灸まん本舗石段や本店 当社の前身はその昔、明和年間(1764年~1772年)頃から代々、金刀比羅宮の参道沿いに旅籠(はたご)を営んでいました。しかしながら当主四代目の時、時流に乗れず旅籠は廃業の憂き目を味わうことになりました。

 その後、代が変わり六代目が心機一転、琴平の地の利を活かした、観光土産品の製造を手掛ける会社を設立しました。

 観光客が多い時代、それなりの業績は上がりましたが、当時のお土産品は粗悪品も多く玉石混交状態。

 複雑な思いがあったろうと思います。

 そんな祖先の思いを胸に、父親と私は従業員、また地域の将来を見据え、こんぴらさんを代表するお土産を作らなければと強く思っていました。しかしながら無から有を生み出す作業は困難を極め、時間だけがむなしく過ぎていきました。

 そんな中、地元出身で新聞漫画やユーモア小説で一世を風靡されていた「和田邦坊」この人に協力をお願いすることにしました。

 ある日、夕焼けで染まる部屋で先生と色々とアイデアを出すうちに、当社原点である旅籠に話しが移りました。

 ご先祖様の始めた旅籠では旅の疲れを癒すため女中さんがお客さんの脚にサービスでお灸をすえていたとの話になったとき、私は思わず「これやっ!」と叫びました。今度は先生が「お~そうか そうか、う~ん…脚灸…お灸…う~ん…灸まん。これでどうだ!」と叫びました。

 当社の看板商品『灸まん』誕生の瞬間です。

 試行錯誤の末、やっとのことで完成した『灸まん』です。

店内風景 こんぴらさんを代表するお土産という作り手の意志を貫く為、ふさわしい場所でふさわしい雰囲気のお店で直売をしなくてはと思いました。

 そうして、念願が叶い、ある年の暮れ、金刀比羅宮の麓の参道に『灸まん本舗石段や本店』を構えることができました。

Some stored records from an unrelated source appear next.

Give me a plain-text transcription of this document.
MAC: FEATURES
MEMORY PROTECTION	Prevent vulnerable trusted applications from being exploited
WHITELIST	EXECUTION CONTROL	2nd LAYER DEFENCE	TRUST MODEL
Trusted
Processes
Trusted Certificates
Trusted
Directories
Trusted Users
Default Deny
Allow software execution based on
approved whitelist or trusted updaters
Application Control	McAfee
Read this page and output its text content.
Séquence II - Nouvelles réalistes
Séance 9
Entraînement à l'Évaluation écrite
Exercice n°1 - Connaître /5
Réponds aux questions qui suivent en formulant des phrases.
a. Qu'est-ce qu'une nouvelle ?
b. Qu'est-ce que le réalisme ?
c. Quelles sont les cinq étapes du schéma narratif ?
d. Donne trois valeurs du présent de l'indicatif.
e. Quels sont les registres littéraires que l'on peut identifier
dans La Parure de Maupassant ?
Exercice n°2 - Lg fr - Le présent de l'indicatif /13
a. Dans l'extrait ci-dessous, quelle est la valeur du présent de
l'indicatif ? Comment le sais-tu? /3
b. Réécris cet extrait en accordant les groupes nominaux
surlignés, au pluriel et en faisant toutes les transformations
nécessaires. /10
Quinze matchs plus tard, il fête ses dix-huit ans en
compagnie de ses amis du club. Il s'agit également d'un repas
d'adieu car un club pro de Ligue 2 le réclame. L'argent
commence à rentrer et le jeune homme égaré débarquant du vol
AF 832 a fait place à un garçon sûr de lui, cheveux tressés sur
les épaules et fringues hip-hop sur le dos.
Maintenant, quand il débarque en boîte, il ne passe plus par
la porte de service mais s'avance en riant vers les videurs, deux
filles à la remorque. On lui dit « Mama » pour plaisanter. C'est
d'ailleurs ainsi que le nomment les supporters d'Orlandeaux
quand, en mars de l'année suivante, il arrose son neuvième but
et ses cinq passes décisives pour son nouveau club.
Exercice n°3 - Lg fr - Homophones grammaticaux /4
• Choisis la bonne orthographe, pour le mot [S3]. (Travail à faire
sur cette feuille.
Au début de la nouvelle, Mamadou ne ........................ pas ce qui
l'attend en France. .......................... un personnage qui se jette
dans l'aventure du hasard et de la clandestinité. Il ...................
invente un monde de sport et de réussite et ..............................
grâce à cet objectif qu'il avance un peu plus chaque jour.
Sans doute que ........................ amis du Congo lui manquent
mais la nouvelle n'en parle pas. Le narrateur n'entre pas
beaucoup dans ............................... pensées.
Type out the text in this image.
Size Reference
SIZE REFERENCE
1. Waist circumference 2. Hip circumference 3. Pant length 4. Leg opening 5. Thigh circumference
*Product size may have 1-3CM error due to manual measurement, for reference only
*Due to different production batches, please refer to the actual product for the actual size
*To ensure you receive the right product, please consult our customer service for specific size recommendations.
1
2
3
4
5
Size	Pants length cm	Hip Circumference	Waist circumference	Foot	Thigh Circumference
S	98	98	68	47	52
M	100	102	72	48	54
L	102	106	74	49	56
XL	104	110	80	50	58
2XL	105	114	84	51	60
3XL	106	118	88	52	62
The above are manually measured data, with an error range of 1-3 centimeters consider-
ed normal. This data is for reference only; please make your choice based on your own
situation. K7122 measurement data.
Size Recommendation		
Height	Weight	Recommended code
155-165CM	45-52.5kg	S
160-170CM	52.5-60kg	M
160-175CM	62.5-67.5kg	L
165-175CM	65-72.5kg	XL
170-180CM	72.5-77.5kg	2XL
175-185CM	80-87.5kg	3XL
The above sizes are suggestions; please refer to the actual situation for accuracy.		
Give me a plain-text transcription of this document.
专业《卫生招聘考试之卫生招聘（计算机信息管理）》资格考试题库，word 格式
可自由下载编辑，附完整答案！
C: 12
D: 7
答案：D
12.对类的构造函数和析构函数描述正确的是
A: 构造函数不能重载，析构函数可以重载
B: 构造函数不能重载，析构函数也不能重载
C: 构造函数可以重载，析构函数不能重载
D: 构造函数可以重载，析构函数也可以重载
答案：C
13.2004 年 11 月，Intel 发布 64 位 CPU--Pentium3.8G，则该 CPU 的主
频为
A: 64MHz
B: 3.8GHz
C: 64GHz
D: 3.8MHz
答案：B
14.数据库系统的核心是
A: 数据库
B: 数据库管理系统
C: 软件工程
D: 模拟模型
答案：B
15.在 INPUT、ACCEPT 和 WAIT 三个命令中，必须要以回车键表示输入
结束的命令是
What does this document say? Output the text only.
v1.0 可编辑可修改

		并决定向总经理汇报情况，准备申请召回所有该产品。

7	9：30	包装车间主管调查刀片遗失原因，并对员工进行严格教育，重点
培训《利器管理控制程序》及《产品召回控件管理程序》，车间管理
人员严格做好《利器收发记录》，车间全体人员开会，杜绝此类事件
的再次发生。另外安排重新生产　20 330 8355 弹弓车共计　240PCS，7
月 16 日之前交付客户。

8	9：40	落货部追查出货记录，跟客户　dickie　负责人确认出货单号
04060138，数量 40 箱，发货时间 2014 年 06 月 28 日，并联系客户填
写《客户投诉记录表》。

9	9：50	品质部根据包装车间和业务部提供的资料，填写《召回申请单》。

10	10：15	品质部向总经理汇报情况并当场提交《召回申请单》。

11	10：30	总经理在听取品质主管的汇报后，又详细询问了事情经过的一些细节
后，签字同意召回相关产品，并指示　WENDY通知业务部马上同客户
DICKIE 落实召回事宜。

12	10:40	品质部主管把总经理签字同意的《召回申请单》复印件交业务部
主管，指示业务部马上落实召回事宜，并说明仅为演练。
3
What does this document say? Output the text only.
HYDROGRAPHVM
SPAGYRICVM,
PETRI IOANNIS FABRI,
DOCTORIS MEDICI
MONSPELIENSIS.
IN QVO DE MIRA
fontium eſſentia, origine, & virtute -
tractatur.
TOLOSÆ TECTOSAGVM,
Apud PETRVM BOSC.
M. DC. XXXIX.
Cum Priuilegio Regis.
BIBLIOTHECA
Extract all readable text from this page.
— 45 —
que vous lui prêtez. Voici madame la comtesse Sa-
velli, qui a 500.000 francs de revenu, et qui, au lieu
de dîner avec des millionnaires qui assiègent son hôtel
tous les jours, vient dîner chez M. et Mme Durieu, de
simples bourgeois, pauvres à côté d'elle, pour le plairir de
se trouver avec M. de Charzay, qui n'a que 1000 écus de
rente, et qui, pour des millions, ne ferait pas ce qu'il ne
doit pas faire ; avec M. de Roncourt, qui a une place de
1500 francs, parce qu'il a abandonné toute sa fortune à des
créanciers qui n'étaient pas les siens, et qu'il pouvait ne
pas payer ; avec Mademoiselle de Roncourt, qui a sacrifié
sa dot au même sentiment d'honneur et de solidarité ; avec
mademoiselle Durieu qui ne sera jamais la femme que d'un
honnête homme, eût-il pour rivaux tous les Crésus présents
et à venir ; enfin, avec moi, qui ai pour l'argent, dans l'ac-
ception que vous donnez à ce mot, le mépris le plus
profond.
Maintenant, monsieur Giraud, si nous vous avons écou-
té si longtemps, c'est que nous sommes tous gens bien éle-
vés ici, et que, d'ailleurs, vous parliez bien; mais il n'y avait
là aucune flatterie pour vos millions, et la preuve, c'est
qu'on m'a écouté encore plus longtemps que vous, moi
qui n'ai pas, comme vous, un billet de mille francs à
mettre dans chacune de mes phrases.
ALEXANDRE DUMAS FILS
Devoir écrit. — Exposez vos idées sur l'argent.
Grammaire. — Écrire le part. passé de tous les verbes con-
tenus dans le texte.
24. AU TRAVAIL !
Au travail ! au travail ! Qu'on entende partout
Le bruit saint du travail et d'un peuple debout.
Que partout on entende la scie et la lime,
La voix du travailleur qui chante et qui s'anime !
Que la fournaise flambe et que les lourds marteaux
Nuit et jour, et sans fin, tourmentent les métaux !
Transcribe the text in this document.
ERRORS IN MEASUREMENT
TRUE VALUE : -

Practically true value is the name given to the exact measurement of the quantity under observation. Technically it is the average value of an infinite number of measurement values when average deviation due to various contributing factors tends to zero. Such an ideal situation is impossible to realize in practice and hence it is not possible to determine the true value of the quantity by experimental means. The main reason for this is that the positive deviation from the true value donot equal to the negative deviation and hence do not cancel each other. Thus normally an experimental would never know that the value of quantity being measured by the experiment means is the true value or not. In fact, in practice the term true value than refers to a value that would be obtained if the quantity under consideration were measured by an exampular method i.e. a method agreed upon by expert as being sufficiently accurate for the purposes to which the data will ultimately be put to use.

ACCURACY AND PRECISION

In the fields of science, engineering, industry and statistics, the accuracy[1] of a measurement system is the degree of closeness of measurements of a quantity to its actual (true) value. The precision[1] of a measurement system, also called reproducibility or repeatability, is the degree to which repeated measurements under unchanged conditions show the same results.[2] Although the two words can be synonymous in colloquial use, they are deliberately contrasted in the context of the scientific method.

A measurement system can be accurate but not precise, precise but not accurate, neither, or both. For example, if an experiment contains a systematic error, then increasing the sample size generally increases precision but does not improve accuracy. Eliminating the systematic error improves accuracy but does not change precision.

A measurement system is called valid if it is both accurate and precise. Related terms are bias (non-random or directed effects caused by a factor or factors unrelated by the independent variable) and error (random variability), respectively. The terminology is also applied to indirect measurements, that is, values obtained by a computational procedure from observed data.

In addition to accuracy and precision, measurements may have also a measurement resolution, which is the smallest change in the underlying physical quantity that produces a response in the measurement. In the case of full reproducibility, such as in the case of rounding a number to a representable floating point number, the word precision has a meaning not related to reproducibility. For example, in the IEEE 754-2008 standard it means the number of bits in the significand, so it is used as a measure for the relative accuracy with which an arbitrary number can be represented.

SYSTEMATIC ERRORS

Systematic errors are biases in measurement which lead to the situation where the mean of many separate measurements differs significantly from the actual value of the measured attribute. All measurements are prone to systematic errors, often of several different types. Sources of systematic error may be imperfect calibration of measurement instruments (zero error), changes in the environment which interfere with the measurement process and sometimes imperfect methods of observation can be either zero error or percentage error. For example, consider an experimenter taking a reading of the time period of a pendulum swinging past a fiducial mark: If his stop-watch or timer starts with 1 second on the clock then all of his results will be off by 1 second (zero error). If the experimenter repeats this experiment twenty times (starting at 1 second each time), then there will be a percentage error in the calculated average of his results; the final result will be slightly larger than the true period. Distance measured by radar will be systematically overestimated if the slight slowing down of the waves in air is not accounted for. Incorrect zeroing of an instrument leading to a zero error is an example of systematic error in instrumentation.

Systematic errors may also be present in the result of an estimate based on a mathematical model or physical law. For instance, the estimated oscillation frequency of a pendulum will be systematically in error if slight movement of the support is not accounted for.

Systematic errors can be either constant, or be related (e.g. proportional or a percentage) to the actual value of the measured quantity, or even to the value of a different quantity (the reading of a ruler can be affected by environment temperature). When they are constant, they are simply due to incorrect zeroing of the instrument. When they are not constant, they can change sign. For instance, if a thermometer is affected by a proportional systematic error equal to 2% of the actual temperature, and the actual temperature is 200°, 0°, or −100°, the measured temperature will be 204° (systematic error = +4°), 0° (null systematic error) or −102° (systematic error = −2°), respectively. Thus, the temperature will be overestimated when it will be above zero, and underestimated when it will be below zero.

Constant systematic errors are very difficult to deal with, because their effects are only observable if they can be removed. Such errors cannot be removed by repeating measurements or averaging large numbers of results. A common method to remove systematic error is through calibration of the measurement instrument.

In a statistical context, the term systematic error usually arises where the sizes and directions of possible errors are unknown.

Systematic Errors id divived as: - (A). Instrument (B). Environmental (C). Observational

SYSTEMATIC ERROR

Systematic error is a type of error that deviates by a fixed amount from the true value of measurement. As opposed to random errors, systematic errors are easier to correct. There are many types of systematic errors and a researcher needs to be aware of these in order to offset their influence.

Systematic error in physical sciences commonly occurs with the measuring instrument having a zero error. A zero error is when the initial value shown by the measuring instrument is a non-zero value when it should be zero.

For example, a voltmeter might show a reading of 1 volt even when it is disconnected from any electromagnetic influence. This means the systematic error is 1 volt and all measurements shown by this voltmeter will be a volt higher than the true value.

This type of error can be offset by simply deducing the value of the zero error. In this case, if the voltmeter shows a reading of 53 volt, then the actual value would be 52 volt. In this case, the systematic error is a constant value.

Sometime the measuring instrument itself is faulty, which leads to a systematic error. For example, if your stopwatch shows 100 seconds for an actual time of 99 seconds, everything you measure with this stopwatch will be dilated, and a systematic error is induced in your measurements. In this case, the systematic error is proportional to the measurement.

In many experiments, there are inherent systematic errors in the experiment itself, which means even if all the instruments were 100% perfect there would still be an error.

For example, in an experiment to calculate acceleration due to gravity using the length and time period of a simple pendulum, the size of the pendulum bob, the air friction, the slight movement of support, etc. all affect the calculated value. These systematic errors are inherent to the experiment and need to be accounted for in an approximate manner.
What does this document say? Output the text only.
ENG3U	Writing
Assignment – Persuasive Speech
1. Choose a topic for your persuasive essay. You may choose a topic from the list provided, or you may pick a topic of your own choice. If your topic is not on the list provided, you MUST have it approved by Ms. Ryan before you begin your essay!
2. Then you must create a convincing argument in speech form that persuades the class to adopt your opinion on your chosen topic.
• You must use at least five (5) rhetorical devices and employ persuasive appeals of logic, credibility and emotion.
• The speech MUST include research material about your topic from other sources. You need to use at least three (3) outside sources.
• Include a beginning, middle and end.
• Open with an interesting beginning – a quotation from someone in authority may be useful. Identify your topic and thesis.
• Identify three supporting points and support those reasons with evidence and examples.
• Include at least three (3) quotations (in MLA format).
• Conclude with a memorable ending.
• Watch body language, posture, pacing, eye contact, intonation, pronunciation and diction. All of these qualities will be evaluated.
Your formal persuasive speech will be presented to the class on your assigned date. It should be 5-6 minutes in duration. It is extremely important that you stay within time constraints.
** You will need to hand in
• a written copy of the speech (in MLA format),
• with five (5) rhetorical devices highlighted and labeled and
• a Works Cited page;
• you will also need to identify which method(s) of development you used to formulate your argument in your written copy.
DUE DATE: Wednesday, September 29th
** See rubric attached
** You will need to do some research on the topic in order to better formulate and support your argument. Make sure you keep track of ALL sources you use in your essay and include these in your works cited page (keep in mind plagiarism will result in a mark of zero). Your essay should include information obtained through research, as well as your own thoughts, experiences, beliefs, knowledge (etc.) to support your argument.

 あれから幾星霜、瀬戸大橋の開通、また四国を縦横に結ぶ高速道路の開通などで四国が脚光を浴びました。

 しかしブームは静かに去っていきました。

 時代時代の流れで儚く消えていく商品ではなく、お客様に長く愛され、作り手も誇りを持てる商品。いつの世も生き残っていくものこそが名物だと思っています。

 その昔、和田邦坊先生に厳しく言われた事があります。

 「私の言った通りにする」という約束事です。

 そしてそれは「甘くない菓子を作りなさい」でした。

 この言葉は心に深く刻まれ、今も私の菓子作りの永遠のテーマであります。